### --- Step 1: Setup and Imports ---

In [11]:
import pandas as pd
import requests
import time
import datetime
import hopsworks
import exclude.key

# Hopsworks
HOPSWORKS_API_KEY = exclude.key.HOPSWORKS_API_KEY
FEATURE_GROUP_NAME = "bars_near_london_bridge"
FEATURE_GROUP_VERSION = 1

# Besttime API
BESTTIME_API_KEY_PRIVATE = exclude.key.BESTTIME_API_KEY_PRIVATE
BESTTIME_API_KEY_PUBLIC = exclude.key.BESTTIME_API_KEY_PUBLIC
BAR_LOCATION = 'London Bridge, London'
NUMBER_OF_BARS = 50

# Connect to Hopsworks
project = hopsworks.login(api_key_value=HOPSWORKS_API_KEY)
fs = project.get_feature_store()

Connection closed.
Connected. Call `.close()` to terminate connection gracefully.

Logged in to project, explore it here https://c.app.hopsworks.ai:443/p/25749
Connected. Call `.close()` to terminate connection gracefully.


### --- Step 2: Create or Get Feature Group ---

In [12]:
def get_or_create_feature_group():
    try:
        fg = fs.get_feature_group(name=FEATURE_GROUP_NAME, version=FEATURE_GROUP_VERSION)
    except:
        fg = fs.create_feature_group(
            name=FEATURE_GROUP_NAME,
            version=FEATURE_GROUP_VERSION,
            description="Foot traffic data for bars near London Bridge",
            primary_key=['venue_name', 'day', 'hour'],
            event_time='last_updated',
            online_enabled=True
        )
    return fg


### --- Step 3: Perform Venue Search ---

In [13]:
def perform_venue_search(api_key=BESTTIME_API_KEY_PRIVATE):
    print("Performing venue search")
    endpoint = 'https://besttime.app/api/v1/venues/search'
    params = {
        'api_key_private': api_key,
        'q': f'bars near {BAR_LOCATION}',
        'num': NUMBER_OF_BARS,
        'format': 'all'  # Retrieve full forecast data
    }
    response = requests.post(endpoint, params=params)
    search_data = response.json()
    
    job_progress_url = search_data['_links']['venue_search_progress']
    print(f"Venue search initiated.
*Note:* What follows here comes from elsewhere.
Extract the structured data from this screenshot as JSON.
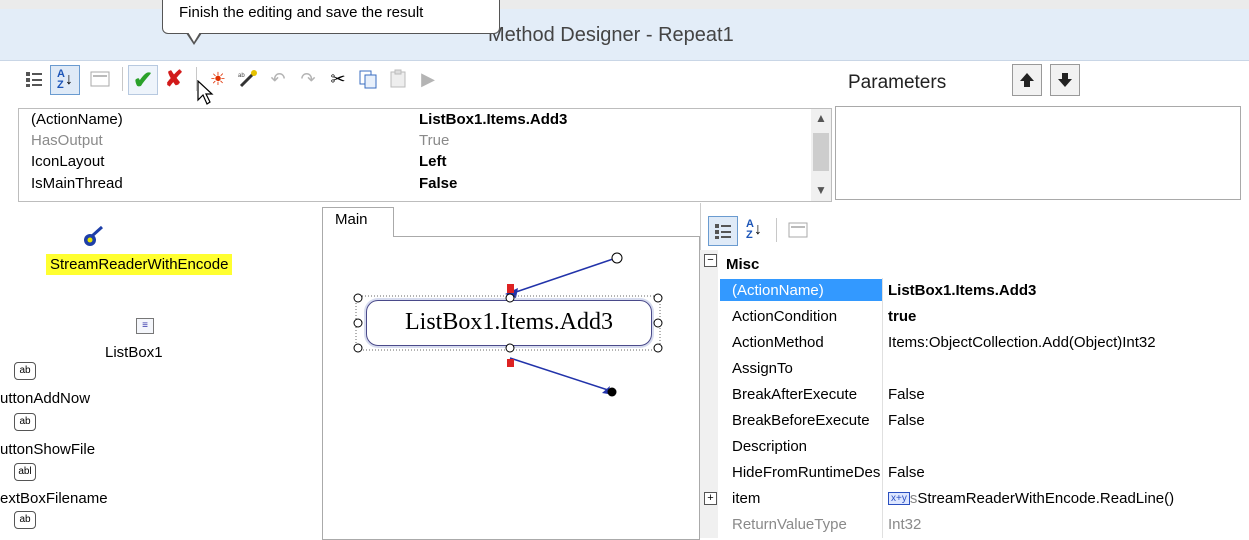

Progress URL: {job_progress_url}")
    return job_progress_url


### --- Step 4: Retrieve Venue Search Results ---

In [14]:
def retrieve_venue_search_results(job_progress_url):
    print("Retrieving venue search results...")
    while True:
        response = requests.get(job_progress_url)
        progress_data = response.json()
        if progress_data['job_finished']:
            break
        time.sleep(5)
    venues = progress_data['venues']
    print(f"Found {len(venues)} venues.")
    return venues


### --- Step 5: Extract Historical Data ---

In [15]:
def extract_historical_data(venues):
    print("Extracting historical data...")
    historical_data = []
    for venue in venues:
        if venue['forecast']:  # Check if venue has forecast data
            forecast_data = venue['venue_foot_traffic_forecast']
            for day_data in forecast_data['analysis']:
                for hour_data in day_data['hour_analysis']:
                    historical_data.append([
                        venue['venue_name'],
                        venue['venue_address'],
                        day_data['day_info']['day_text'],
                        hour_data['hour'],
                        hour_data['intensity_txt']
                    ])
    return historical_data


### --- Step 6: Backfill Historical Data ---

In [16]:
def backfill_historical_data(api_key=BESTTIME_API_KEY_PRIVATE):
    print("Starting backfill"
    # Perform venue search and retrieve results
    job_progress_url = perform_venue_search(api_key)
    venues = retrieve_venue_search_results(job_progress_url)

    # Extract historical data from the venue search results
    historical_data = extract_historical_data(venues)

    # Convert to DataFrame
    df_historical = pd.DataFrame(historical_data, columns=['Venue Name', 'Venue Address', 'Day', 'Hour', 'Busyness'])

    # Rename columns to match feature store requirements
    df_historical.columns = ['venue_name', 'venue_address', 'day', 'hour', 'busyness']
    
    # Add last_updated column
    df_historical['last_updated'] = datetime.datetime.now()

    # Get or create the feature group
    fg = get_or_create_feature_group()

    # Insert historical data into the feature group
    fg.insert(df_historical, write_options={"wait": True})
    print("Historical data backfilled successfully.")


### --- Step 7: Query Real-Time Data ---

In [17]:
def query_realtime_data(venue_id, api_key=BESTTIME_API_KEY_PRIVATE):
    endpoint = 'https://besttime.app/api/v1/venues/analysis'
    params = {
        'api_key_private': api_key,
        'venue_id': venue_id,
        'format': 'all'
    }
    response = requests.post(endpoint, params=params)
    return response.json()


### --- Step 8: Update Real-Time Data ---

In [18]:
def update_realtime_data(api_key=BESTTIME_API_KEY_PRIVATE):
    # Perform venue search and retrieve results
    job_progress_url = perform_venue_search(api_key)
    venues = retrieve_venue_search_results(job_progress_url)

    # Extract real-time data from the venue search results
    historical_data = extract_historical_data(venues)

    # Convert to DataFrame
    df_historical = pd.DataFrame(historical_data, columns=['Venue Name', 'Venue Address', 'Day', 'Hour', 'Busyness'])

    # Rename columns to match feature store requirements
    df_historical.columns = ['venue_name', 'venue_address', 'day', 'hour', 'busyness']
    
    # Add last_updated column
    df_historical['last_updated'] = datetime.datetime.now()

    # Insert real-time data into the feature group
    fg = get_or_create_feature_group()
    fg.insert(df_historical, write_options={"wait": True})
    print("Real-time data updated successfully.")


### --- Step 9: Main Function ---

In [None]:
def main():
    # Call backfill_historical_data() once to backfill
    # Uncomment the next line to perform backfill
    # backfill_historical_data()

    # Call update_realtime_data() periodically to update with real-time data
    update_realtime_data()

if __name__ == "__main__":
    main()